As primeiras vezes que fui a Vigo era criança. Parte das férias de verão em família eram passadas nesta cidade galega, que, na altura, me parecia tão chuvosa e cinzenta como o Porto, mas mais monumental, com “Os Cavalos”, de Juan Oliveira, escultura em que vários cavalos parecem cavalgar em espiral até ao céu, a provocar-me impressão e espanto pela grandiosidade do conjunto. Também os edifícios e as avenidas me pareciam enormes, como só tinha visto em Lisboa.

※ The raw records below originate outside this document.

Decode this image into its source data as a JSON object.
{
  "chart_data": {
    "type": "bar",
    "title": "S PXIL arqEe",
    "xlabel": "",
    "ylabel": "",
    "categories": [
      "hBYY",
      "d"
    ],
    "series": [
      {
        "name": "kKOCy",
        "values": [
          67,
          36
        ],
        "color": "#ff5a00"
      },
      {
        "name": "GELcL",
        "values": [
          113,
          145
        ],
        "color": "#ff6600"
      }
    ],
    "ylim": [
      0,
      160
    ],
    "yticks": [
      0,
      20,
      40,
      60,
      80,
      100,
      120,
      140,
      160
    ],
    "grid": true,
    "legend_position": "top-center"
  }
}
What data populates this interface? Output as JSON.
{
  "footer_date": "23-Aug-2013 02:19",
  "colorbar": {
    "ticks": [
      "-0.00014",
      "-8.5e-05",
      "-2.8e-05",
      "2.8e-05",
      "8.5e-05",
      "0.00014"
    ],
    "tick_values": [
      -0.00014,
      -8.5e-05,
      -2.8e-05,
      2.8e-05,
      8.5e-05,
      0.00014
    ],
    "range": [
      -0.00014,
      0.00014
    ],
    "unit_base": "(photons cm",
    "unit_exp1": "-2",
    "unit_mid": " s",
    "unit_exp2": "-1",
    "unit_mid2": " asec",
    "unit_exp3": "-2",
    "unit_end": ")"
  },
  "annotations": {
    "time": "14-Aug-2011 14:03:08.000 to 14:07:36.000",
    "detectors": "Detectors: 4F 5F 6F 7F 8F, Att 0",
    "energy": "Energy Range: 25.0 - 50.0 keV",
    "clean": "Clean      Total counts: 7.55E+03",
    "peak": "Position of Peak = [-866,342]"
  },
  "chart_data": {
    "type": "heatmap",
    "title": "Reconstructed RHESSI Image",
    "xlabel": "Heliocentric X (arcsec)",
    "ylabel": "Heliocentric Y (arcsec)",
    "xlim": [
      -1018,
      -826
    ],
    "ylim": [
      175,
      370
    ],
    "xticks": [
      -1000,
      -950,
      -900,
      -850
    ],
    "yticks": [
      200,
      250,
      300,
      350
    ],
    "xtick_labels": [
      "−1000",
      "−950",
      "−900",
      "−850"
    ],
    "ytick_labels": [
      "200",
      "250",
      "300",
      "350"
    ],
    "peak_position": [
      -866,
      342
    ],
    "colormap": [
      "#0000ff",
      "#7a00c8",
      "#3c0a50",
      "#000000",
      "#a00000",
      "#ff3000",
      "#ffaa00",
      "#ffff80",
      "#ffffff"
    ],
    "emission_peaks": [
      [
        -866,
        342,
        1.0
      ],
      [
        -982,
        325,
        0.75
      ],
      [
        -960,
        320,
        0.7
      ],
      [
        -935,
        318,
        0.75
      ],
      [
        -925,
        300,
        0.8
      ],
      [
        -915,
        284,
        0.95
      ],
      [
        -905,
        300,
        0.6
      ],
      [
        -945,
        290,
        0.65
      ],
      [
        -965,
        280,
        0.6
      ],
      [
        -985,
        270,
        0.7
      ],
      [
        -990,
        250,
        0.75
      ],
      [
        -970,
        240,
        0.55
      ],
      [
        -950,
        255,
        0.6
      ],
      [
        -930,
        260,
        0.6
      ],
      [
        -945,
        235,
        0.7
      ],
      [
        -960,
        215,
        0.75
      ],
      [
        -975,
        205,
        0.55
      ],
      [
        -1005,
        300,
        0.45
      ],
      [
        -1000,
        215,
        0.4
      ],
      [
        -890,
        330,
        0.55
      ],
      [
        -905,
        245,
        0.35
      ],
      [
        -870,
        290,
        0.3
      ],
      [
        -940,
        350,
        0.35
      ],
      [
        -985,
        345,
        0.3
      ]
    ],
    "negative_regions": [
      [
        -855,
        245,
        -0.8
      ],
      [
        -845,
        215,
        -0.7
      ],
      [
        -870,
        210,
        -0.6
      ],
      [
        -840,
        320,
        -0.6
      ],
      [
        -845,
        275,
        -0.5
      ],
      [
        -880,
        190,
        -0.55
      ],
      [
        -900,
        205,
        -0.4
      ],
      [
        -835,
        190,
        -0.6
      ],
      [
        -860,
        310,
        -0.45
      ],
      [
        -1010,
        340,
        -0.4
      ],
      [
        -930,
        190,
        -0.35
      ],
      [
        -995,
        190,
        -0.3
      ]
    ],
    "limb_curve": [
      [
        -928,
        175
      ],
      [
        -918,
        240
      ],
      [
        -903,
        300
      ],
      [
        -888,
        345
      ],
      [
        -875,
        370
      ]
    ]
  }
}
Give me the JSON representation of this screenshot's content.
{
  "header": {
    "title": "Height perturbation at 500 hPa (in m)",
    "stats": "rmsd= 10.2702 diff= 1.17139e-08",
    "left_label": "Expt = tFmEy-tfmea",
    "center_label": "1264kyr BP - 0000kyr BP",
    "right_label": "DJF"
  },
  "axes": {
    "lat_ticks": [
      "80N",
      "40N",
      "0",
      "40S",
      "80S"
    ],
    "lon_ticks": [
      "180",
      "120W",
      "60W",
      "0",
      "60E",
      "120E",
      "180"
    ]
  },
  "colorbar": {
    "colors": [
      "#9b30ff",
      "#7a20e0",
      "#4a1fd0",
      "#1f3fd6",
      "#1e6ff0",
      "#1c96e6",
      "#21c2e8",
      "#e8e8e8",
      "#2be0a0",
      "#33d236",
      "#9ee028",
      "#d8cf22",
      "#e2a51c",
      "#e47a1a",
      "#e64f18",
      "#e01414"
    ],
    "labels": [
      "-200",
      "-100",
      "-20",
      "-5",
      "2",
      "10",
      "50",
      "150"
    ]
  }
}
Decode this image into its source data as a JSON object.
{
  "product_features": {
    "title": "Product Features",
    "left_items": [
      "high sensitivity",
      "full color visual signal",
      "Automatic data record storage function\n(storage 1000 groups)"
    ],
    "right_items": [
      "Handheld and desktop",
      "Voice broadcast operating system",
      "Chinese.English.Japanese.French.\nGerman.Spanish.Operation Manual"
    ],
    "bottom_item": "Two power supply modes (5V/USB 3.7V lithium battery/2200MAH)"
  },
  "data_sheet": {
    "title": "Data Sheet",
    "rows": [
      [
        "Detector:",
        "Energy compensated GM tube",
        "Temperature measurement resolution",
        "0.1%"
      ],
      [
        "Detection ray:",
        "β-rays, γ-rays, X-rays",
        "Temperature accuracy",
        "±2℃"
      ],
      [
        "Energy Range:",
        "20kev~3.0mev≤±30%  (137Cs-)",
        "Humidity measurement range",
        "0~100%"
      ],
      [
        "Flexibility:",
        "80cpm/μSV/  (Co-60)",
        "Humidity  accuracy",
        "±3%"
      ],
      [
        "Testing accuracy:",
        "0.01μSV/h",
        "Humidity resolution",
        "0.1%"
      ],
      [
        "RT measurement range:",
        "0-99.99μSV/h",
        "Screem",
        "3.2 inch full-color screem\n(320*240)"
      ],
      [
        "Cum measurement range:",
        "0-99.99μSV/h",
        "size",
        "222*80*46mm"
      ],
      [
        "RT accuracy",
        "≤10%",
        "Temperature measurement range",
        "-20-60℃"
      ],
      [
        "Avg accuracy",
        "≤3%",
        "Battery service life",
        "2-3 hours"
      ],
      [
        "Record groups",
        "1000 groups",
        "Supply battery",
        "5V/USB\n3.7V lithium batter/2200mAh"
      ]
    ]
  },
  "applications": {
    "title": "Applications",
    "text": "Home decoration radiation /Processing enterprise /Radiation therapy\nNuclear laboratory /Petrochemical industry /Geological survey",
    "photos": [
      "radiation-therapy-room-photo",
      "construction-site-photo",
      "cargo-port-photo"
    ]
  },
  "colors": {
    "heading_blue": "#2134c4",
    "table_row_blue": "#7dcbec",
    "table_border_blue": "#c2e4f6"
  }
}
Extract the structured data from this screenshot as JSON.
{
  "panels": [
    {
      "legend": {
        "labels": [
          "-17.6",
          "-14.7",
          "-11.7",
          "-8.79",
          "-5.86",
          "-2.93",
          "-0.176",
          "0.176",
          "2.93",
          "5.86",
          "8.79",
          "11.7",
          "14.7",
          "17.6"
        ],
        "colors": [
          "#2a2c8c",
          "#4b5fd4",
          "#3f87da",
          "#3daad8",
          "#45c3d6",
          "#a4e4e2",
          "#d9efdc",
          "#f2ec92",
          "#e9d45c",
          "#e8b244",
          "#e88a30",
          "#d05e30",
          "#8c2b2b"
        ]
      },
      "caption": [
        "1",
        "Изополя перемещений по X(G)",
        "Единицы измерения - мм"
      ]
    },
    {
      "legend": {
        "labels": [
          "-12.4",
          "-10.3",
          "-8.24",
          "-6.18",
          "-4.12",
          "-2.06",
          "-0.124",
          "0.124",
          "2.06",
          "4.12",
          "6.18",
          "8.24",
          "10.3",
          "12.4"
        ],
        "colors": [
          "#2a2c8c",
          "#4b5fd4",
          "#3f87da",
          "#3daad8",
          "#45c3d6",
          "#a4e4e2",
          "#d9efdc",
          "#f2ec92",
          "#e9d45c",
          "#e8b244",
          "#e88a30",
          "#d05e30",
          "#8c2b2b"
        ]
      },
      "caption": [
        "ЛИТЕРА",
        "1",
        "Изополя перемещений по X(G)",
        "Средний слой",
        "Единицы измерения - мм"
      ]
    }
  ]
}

Nos dias soalheiros, íamos até à praia de Samil e lembro-me de uma vez termos visitado uma ilha, não sei se alguma das Cíes, onde pedi aos meus pais que me comprassem um colar feito de pequenas conchas e búzios, que usei durante muito tempo. Não esqueço também que quando o meu pai se perdia nos nossos passeios de carro pelas terras à volta de Vigo e ia perguntar indicações, voltava a dizer qualquer coisa como “tentei falar em espanhol, mas eles aqui eles preferem que se fale em português!”. Terá sido a primeira vez que tive contacto com esta irmandade linguística. Passei vários anos sem voltar a esta cidade, regressando já em adulta, visitando amigos que entretanto ganhei e aprendendo a gostar da Vigo mais moderna, com um centro histórico repleto de esplanadas, onde volta de meia se escuta Zeca Afonso num bar ou restaurante e onde os portugueses são recebidos como alguém querido da família que não se vê há muito tempo.
Foi este o meu primeiro destino fora de Portugal, no pós-confinamento. E que falta me fazia o azul carregado da Ria, as conversas sobre a língua galega e a sua lusofonia. E fiz uma descoberta que não me vai largar tão cedo. Percorrendo as estantes de livros dos meus amigos, senti uma certa vergonha. Os escritores galegos são para mim quase desconhecidos. Peguei num livro que me fez companhia durante esses dias: “De Catro a Catro”, um pequeno poemário de Manuel António, poeta-marinheiro galego vanguardista, contemporâneo de Pessoa. E falo de Pessoa porque alguns dos poemas me remetem para Álvaro de Campos, mas sem os seus exageros maquinais nem a celebração hedonista. Manuel António, ao contrário de Pessoa, viajou mesmo na sua curta vida de 30 anos.
E escreveu os seus poemas enquanto navegava. As imagens náuticas falam de solidão e da impossibilidade de se chegar a um destino: “Atopamos esta madrugada / na gaiola do Mar / unha ilha perdida // Armaremos de novo a gaiola / Vai sair o Sol / improvisado e desourentado // Xa temos tantas estrelas / e tantas lúas sumisas / que non cabem no barco nin na noite // Xuntaremos paxaros sin xeografia pra xogar cas distanzas / das súas áas aplexadoras // E os adeuses das nubes / mudos e irremediabes / E armaremos unha rede de ronseis / para recobrar as saudades / coa súa viaxe feita / polos océanos do noso corazón” (“Os cóbados [cotovelos] no varandal”). E parece ser esta ilha perdida onde se chega só para partir de que estamos sempre à procura.